O’Meara was rather unknown before 2020, given that she lives in Tuscaloosa and you rarely get the chance to visit. However, she showed remarkable prowess in learning how to work the iPad and surprised the industry by dropping an automatic slideshow of the blurriest posed photos of the family. The shift from analogue to digital demonstrated how forward thinking O’Meara has been, and her work provides a blueprint for the business to come.

 

Song of the Year

Doreen Marian Falsworth

 

While she faces stiff competition from Ethel Brixby in this category, I believe that Falsworth displayed a more nuanced approach to her practice. Her snickerdoodle production showed massive improvements from her previous catalogue, and her line of questioning how often you go to church was one of the wittiest to be released this year.
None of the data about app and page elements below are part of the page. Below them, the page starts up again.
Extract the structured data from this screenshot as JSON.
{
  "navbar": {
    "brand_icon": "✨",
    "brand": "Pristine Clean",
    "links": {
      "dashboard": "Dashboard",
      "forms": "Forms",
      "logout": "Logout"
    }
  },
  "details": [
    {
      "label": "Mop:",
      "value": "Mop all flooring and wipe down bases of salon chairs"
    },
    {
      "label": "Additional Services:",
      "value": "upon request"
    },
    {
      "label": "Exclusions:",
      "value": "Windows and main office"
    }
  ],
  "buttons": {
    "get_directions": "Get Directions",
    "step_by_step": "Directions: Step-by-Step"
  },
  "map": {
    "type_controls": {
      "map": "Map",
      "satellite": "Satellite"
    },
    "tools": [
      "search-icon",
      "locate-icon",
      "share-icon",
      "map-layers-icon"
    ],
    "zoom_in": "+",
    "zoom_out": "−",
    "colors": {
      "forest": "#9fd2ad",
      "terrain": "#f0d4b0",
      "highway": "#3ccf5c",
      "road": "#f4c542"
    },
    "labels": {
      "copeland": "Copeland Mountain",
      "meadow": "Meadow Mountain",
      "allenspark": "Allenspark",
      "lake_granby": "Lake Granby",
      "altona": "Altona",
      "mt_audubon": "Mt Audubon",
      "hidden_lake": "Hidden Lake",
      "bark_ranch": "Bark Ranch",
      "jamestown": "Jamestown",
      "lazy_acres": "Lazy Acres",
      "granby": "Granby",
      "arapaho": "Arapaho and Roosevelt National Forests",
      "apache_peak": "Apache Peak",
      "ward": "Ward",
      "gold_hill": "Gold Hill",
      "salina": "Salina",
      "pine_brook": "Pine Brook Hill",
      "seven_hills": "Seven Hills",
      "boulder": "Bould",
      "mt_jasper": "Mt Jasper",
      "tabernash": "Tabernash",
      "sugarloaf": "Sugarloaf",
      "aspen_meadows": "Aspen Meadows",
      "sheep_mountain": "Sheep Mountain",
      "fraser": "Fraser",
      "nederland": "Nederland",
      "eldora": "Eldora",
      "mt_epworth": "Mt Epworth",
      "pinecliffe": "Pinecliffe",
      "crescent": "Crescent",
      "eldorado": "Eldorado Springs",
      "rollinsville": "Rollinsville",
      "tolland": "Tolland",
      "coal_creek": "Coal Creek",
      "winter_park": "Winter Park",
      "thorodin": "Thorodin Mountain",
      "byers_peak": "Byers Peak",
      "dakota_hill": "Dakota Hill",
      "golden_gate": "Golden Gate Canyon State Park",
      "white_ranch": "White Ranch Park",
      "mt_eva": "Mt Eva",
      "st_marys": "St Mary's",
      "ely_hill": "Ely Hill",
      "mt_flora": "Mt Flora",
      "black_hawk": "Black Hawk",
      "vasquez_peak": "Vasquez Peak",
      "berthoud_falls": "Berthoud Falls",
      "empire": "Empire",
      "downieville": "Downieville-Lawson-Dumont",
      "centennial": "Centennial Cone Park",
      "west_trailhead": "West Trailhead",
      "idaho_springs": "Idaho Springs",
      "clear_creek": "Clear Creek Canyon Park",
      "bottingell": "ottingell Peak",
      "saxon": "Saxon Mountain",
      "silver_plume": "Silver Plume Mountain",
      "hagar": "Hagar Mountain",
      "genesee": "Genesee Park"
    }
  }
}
Not to mention that, between her travel agency closing down and her friend Beth from high school passing away, Doreen could use a big win this year.

 

Best New Artist

Ruth Springbaumer

 

Although my personal preference for this award would be Cloddagh O’Meara, The Academy will likely award Springbaumer with the accolade. She left your grandpa thirty years ago, but she’s made huge waves breaking into the mainstream this year. Even though the all-expenses-paid trip along the Seine was delayed among label disputes, her choice to independently front the project showed a dedication to her craft. Springbaumer has positioned herself in the favor of The Academy voters.